What do Carrier, Endress-Hauser, GE Booth, Fastenal, Milwaukee Tool, Citizen Energy, The Institute for Affordable Transportation, and Easter Seals have in common? 

They all benefited from design, development, and problem-solving skills of UIndy engineering students through the university’s DesignSpine curriculum. The DesignSpine curriculum, launched in 2017 with the creation of UIndy’s R. B. Annis School of Engineering, provides a framework that equips students with technical and professional skills as well as an entrepreneurial mindset, which are in high demand in industry. Impressed with the students’ results, many of the businesses hire those same students as full-time employees after graduation. 

“A common theme among business leaders is that young engineers require a proclivity to adapt to novel technologies and prepare for jobs or even entire industries that do not yet exist,” explained Kenneth Reid, associate dean of the R. B. Annis School of Engineering. “The DesignSpine curriculum involves project-based learning that equips students to effectively design viable solutions to real-life problems. These projects benefit both the organizations that provide them as well as the students.”

In addition to defining the problem and designing a solution, students are tasked with working in interdisciplinary teams, budgeting, prototyping, and presenting to their clients. To guide them, all engineering faculty serve as consultants.

“It’s our students who are ultimately responsible to find a solution and develop a prototype for our partner businesses,” noted Reid. “In their third year, they use entrepreneurial skills to develop a product. Our students excel with the professional skills other universities struggle to build into their plans of study, such as communication, effective teamwork, project management.”
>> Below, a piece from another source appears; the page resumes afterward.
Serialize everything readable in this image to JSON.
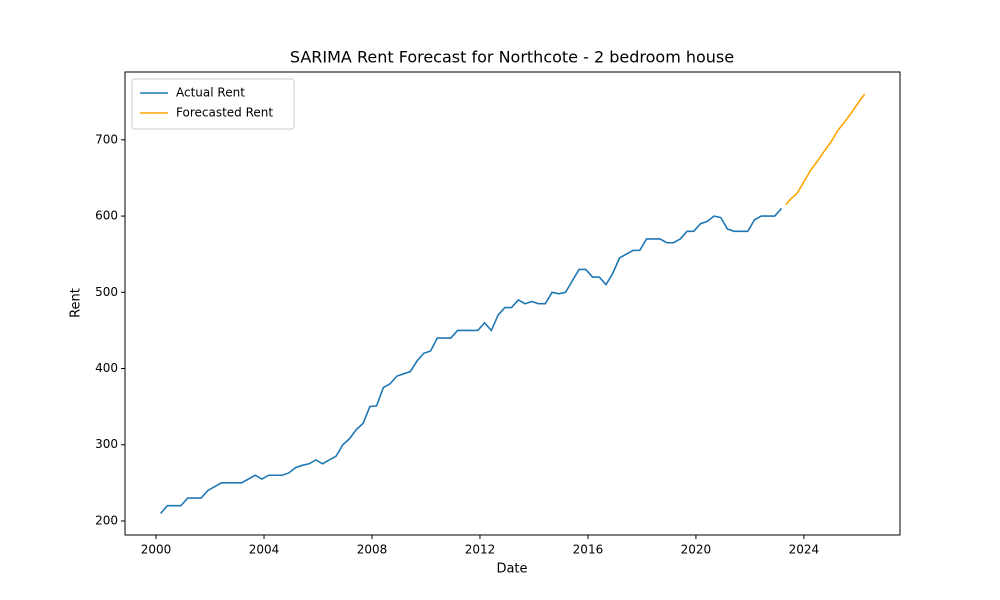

One such product the students created was a water wagon for Citizens Energy that enables people to refill water bottles at water stations to reduce plastic bottle waste,” said Reid,.  “The system was portable (in a trailer) and worked so well that Citizens deployed it to hospitals out of state during times of natural disaster.”

After graduating from UIndy, many students go to work for their DesignSpine clients. Employers include Milwaukee Tool, Cummins, Rolls Royce, GE Booth, GM, Northrop Grumman, and Roche, among others.